Interview: BIRK GRÜLING

Schwerpunkt Toxische Männlichkeit

Foto: IBAI ACEVEDO/STOCKSY UNITED

Herr Tippe, bitte geben Sie uns mal ein paar Beispiele für toxische Männlichkeit.

Da gibt es viele Gesichter. Ein Beispiel ist das so genannte Mansplaining: Männer unterbrechen Frauen, um ihnen ungefragt die Welt zu erklären. Das bewusste Verschweigen von weiblichen Leistungen gehört ebenfalls dazu. Darum sind Forscherinnen in der öffentlichen Wahrnehmung oft weniger präsent als männliche Kollegen. Ein ähnliches Phänomen ist Repeating:

Männer wiederholen nur das von Kolleginnen Erarbeitete und klauen so deren Ideen.
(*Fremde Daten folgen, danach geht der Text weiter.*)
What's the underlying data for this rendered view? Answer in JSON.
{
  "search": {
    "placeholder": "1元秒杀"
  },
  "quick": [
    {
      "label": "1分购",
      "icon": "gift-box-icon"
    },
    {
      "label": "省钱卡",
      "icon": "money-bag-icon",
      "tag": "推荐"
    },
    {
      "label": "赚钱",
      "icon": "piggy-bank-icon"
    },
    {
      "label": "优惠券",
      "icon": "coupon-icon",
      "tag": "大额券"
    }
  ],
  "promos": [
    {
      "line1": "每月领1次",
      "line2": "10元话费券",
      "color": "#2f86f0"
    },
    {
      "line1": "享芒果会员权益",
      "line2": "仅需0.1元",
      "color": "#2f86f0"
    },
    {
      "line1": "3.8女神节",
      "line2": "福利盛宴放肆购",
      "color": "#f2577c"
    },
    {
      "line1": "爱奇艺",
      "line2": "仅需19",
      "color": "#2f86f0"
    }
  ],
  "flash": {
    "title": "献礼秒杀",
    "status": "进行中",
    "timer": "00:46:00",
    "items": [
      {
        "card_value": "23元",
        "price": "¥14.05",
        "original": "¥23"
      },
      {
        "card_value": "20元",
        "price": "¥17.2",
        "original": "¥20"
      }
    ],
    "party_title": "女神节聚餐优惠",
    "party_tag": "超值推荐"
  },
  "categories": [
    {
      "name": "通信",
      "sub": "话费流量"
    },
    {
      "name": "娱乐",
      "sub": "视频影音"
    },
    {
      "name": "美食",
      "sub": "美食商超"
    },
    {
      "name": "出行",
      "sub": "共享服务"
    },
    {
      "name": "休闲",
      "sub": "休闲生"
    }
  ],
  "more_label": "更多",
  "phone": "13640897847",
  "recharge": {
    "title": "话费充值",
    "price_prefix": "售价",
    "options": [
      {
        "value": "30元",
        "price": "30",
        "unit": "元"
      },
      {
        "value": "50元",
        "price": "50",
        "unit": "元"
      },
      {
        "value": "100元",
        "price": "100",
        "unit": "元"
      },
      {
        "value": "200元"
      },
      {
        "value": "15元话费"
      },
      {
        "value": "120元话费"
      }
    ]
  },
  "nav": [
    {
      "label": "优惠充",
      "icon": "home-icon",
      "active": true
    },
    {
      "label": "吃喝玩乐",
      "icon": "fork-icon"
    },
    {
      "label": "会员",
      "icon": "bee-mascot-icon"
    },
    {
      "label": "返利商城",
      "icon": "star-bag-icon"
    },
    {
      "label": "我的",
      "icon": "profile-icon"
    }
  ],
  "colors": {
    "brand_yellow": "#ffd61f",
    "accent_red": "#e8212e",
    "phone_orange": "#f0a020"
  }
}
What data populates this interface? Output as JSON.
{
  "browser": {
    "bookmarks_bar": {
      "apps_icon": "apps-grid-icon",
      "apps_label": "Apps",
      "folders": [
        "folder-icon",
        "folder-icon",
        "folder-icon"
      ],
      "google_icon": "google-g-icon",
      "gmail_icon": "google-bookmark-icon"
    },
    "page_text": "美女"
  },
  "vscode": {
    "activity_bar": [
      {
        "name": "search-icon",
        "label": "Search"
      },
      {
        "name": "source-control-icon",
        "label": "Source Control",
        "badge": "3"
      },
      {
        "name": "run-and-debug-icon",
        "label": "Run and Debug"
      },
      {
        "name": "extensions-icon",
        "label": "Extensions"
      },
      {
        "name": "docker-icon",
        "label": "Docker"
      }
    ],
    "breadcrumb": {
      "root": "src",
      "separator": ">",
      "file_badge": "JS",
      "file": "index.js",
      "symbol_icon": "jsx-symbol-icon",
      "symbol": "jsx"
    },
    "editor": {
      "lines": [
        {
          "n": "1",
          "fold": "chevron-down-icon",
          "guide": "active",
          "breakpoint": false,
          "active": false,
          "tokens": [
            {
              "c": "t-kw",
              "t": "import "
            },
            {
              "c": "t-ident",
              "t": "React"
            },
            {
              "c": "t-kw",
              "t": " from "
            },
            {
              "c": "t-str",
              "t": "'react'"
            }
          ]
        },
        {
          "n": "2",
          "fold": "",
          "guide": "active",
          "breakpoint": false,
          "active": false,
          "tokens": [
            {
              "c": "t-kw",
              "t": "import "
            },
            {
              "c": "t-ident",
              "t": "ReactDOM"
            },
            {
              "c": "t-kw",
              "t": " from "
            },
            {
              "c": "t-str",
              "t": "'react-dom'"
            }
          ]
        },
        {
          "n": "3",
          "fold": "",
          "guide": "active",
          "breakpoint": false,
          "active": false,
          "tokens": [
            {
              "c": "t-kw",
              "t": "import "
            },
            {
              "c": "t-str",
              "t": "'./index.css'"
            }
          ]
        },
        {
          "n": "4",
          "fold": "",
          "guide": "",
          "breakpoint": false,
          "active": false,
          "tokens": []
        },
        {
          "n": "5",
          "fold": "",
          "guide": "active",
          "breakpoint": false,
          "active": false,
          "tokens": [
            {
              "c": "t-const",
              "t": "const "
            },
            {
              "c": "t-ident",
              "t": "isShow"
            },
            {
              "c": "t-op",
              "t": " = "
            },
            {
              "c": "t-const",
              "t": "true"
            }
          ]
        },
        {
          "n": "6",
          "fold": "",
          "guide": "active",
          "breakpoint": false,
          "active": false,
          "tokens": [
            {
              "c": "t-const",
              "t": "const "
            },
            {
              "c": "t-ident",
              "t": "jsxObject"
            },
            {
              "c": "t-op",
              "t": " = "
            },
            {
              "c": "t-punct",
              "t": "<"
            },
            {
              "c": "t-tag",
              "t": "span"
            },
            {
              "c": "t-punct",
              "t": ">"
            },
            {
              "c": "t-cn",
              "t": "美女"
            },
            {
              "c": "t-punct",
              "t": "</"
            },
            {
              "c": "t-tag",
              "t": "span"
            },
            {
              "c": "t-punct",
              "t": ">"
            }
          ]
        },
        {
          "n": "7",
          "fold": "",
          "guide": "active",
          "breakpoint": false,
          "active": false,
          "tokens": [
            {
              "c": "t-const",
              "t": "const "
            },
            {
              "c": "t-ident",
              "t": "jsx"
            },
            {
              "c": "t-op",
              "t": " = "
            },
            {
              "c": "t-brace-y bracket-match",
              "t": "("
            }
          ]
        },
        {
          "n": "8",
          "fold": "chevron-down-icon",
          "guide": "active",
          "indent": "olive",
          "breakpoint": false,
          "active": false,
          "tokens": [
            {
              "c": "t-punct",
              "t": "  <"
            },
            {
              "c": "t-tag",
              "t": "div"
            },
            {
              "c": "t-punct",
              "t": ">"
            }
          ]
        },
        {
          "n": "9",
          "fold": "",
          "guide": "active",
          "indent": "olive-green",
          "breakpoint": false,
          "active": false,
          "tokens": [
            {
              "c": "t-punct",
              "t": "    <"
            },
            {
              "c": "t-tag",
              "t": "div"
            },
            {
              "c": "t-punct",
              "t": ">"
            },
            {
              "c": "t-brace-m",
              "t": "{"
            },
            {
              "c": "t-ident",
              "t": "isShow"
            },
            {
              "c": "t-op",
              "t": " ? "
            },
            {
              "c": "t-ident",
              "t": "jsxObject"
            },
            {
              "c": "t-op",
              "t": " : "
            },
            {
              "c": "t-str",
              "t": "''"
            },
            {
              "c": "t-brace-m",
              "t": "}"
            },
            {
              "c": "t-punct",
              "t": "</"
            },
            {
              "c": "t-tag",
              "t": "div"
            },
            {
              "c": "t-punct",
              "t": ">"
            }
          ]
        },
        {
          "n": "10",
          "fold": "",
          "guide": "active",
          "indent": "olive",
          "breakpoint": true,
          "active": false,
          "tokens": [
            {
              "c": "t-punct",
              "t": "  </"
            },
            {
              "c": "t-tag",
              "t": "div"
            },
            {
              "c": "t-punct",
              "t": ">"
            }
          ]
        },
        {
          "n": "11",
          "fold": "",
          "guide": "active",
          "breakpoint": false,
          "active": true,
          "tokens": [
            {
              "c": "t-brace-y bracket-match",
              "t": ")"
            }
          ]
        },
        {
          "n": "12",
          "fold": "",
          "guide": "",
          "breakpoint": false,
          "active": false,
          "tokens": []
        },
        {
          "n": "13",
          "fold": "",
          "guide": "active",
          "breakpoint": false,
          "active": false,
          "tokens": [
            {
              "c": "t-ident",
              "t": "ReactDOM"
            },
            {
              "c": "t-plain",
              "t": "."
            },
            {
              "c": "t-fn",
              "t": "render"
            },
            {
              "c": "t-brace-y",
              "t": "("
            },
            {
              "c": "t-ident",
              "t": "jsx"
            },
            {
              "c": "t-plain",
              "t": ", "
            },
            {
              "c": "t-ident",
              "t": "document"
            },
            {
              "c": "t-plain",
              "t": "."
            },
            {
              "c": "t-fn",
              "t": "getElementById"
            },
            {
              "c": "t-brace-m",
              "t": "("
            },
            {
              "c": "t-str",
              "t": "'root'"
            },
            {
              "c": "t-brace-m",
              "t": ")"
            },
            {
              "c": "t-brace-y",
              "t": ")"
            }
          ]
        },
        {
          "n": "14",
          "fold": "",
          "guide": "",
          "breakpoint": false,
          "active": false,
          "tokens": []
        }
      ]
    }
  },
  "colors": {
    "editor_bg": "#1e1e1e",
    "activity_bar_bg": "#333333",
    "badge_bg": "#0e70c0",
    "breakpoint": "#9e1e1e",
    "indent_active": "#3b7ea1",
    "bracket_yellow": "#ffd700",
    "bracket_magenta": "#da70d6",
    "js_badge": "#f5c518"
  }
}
Das alles sorgt dafür, dass Männer besser dastehen.

Ein großes Problem ist der ausgeprägte Konkurrenzgedanke vieler Männer, der dazu führt, dass sie häufiger Einzelkämpfer sind und im Team weniger gut arbeiten. In beruflichen Kontexten wird eine solche männliche Dominanz häufig als positiv wahrgenommen. Bei Frauen gelten ähnliche Verhaltensmuster als eher negativ. Auch das Missverhältnis von Care-Arbeit zwischen Mann und Frau fällt aus meiner Sicht unter toxische Männlichkeit. Und dann gibt es noch die bewusste Grenzüberschreitung, das Nichtakzeptieren einer Zurückweisung oder auch das Verschicken von Dickpics. Sexuelle und körperliche Gewalt gegen Frauen sind noch extremere Ausprägungen.

Betrifft das alle Männer?

Aus meiner Sicht ja. Männer werden schon als Kind durch Männlichkeitsideale geprägt, durch Elternhaus und Schule, durch Freunde oder medial vermittelte Bilder. Jungen müssen stark sein, möglichst wenig Gefühle zeigen. Sogar zu kämpfen gilt als männlich. Durch diese Prägung entsteht bei uns allen eine toxische Männlichkeit, auch wenn die sich in unterschiedlicher Intensität zeigt. Manchmal geht es nur darum, laut aufzutreten und viel Raum mit seiner Person einzunehmen.

Dieser Generalverdacht stößt sicher auf Kritik?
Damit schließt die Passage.